Mayan Wei said: "The reason why in the name of who put super (super), it is because this capacitor energy density and power density is very high. With traditional capacitors and secondary batteries, super capacitors store charge capability , and has charge and discharge speed, efficiency, environmental pollution, long cycle life, wide temperature range, high security and so on. "

These features make super capacitors and hydrogen-powered vehicles, hybrid vehicles and electric vehicles closely associated with the fuel cell, lithium-ion batteries and other power supply devices combine to meet the vehicle start, climbing and other transient conditions high power demand, but also extends battery cycle life, to achieve electric vehicle system performance optimization.

With the rapid development of social economy, the growing shortage of resources and energy, ecological environment is deteriorating, the human will be more dependent on solar, wind or fuel cells and other clean and renewable new energy. However, these characteristics determine their own source of energy generation methods and these often have unstable electrical power output, while the super-capacitor power can not only play a regulatory role, but also solar and wind power as an energy storage system, during the day and stored solar cells and wind power generated electricity, night lighting, etc. to provide the energy required.

In addition, super capacitors in high power pulse power, computer back-up power and the military, aerospace and other fields also have a wide range of applications.

As a key development in this century one of the products of new energy storage, supercapacitors are more and more countries and companies competing to develop and produce.
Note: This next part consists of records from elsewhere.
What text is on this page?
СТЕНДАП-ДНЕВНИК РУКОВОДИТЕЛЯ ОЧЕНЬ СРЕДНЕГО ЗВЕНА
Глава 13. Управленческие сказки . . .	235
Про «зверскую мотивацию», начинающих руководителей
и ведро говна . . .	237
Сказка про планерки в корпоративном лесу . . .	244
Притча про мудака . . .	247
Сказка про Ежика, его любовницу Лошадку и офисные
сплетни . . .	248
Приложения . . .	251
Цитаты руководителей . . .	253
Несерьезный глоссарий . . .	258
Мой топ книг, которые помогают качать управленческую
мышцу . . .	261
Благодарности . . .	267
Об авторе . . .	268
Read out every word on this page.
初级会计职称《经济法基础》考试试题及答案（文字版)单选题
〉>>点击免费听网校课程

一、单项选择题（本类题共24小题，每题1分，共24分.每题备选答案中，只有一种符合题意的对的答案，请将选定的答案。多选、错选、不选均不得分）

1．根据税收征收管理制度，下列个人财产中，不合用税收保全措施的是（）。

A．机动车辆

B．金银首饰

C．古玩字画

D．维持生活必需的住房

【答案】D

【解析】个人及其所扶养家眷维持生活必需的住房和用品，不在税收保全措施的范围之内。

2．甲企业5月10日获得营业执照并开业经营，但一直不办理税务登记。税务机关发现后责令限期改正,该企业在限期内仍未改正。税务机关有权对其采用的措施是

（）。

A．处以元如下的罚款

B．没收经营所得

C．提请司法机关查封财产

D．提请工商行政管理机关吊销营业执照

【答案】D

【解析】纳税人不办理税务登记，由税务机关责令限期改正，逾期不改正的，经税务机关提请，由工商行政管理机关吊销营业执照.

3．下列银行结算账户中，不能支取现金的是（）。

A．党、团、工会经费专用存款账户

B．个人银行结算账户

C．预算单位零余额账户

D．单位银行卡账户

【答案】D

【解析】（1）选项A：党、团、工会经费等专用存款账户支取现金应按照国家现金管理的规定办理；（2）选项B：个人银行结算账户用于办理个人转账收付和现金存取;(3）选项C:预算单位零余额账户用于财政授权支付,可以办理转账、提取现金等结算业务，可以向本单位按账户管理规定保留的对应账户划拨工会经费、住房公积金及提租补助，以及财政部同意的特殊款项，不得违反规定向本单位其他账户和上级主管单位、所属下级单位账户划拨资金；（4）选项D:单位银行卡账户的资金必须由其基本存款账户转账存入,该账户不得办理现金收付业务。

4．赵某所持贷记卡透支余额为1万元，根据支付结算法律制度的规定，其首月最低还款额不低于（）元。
The United States, Japan and other countries with many years of research and development and technology accumulation, in the super-capacitor research and industrialization, especially in high power and high specific energy than the super capacitor is a leader.

Expect products with independent intellectual property rights

Although the principle is not new super-capacitors, some of our research institutions and companies actively involved in the industry have begun, and already have a certain amount of technical strength and industrial capacity. However, our core of the super capacitor - the production of high-performance electrode materials has been a bottleneck.

Mayan Wei pointed out that the supercapacitor electrode material is an important component part of a super capacitor performance and a key factor in the cost of production, so research and development of high-performance, low-cost supercapacitor electrode material is an important part of research and development work.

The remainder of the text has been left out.